I say to you today, my friends, so even though we face the difficulties of today and tomorrow, I still have a dream.  It is a dream deeply rooted in the American dream.

This is the faith that I go back to the South with. With this faith we will be able to hew out of the mountain of despair a stone of hope. With this faith we will be able to transform the jangling discords of our nation into a beautiful symphony of brotherhood.
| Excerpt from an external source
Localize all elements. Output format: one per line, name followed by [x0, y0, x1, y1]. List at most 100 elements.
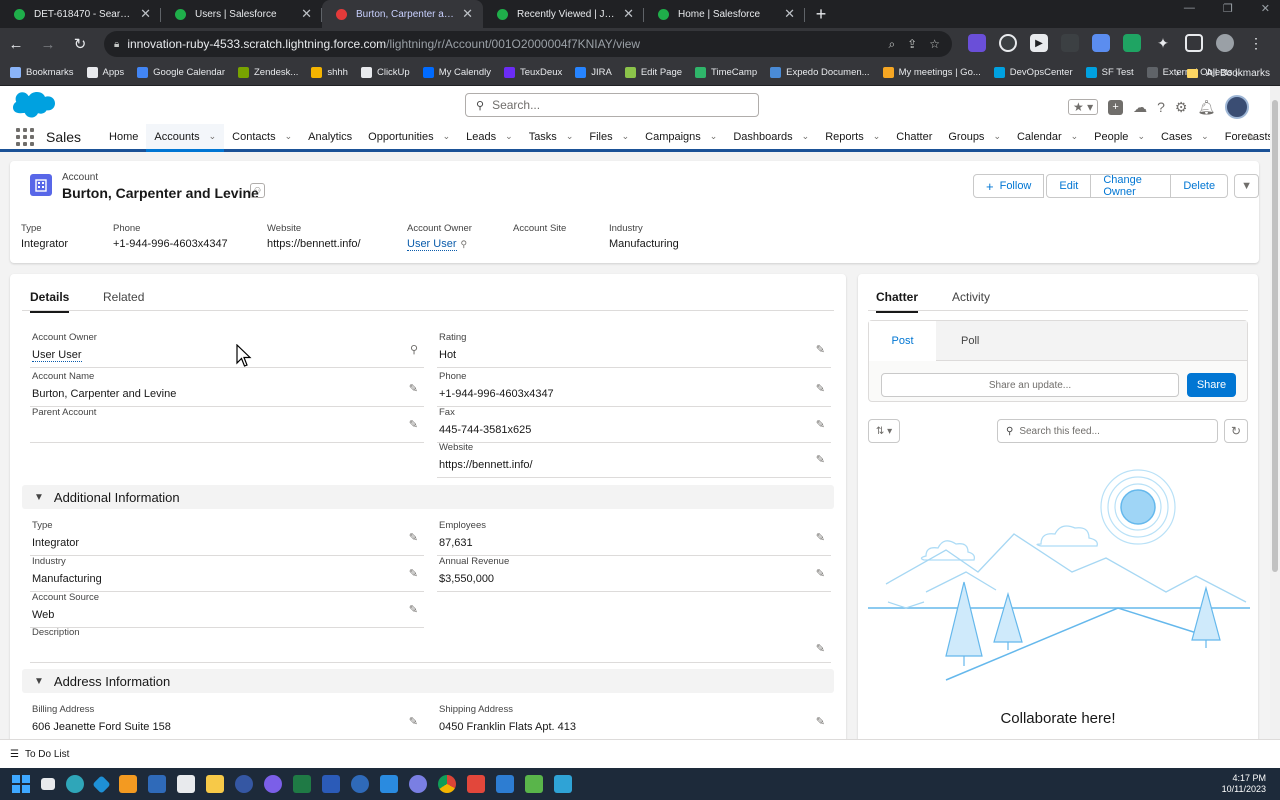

Underlying Dr. King’s message was optimism – the confidence in and hope for a better future. That sentiment is integral to our national ethos of “creating a more perfect union”. We take pride in calling our country the “land of opportunity”. As discouraging as things are now, we can’t live in fear of what might happen tomorrow.

It's Our Choice

We often expect our leaders to create optimism for us. Aren’t optimism and pessimism our states of mind; windows on the world which influence how we act? While leadership can contribute to how we view our situations, in the end it is our choice. When we are optimistic, we have more energy, are happier and do more meaningful things.

Positive Psychology

Dr. Martin Seligman and Dr. Mihaly Csikszentmihalyi popularized the concept of positive psychology in 1998. The basic premise of positive psychology is that human beings are often drawn by the future more than they are driven by the past. In other words how we think about the future influences our happiness today.

People often ask me how I maintain my positive attitude. My simple answer is that I’ve looked at the alternative and I don’t like it. Since my spinal cord injury almost 20 years ago, I have practiced a daily powerful habit. When I wake up in the morning, I create something to look forward to that day. It can be as simple as anticipating a delicious homemade meal. A second practice is my commitment to write about positive topics. This forces me to notice and reflect on positive aspects of life.

Taking Personal Responsibility

Yes, I have some optimism for the future. Look around and see the profiles in courage in everyday life – the first responders, healthcare workers, bus drivers, volunteers and other selfless people who contribute to our quality of life. Put others’ needs above your own. When we serve something larger than ourselves, we feel good.

We are resilient people and a resilient society. If you find yourself anxious about an uncertain future create something to look forward to today.  If it helps ease the burden of worry, try it again tomorrow. It’s not going to solve all the country’s problems but it might help you rediscover optimism and that’s a good thing.

Glenn Mangurian has been a resident of Hingham for 35 years. He is a retired business leader with more than four decades of experience driving innovation and results with his clients. Glenn remains active with his writing, speaking, family, and community.

In May 2001, Glenn suffered an injury to his spinal cord, resulting in the paralysis of his lower body. Drawing on his personal experience, he authored an article titled “Realizing What You’re Made Of,” which was published in March 2007 in the Harvard Business Review. In May 2017 he published his first book, Pushing the Edge of Thought, Possibility and Action – Questions and Insights from Everyday Life.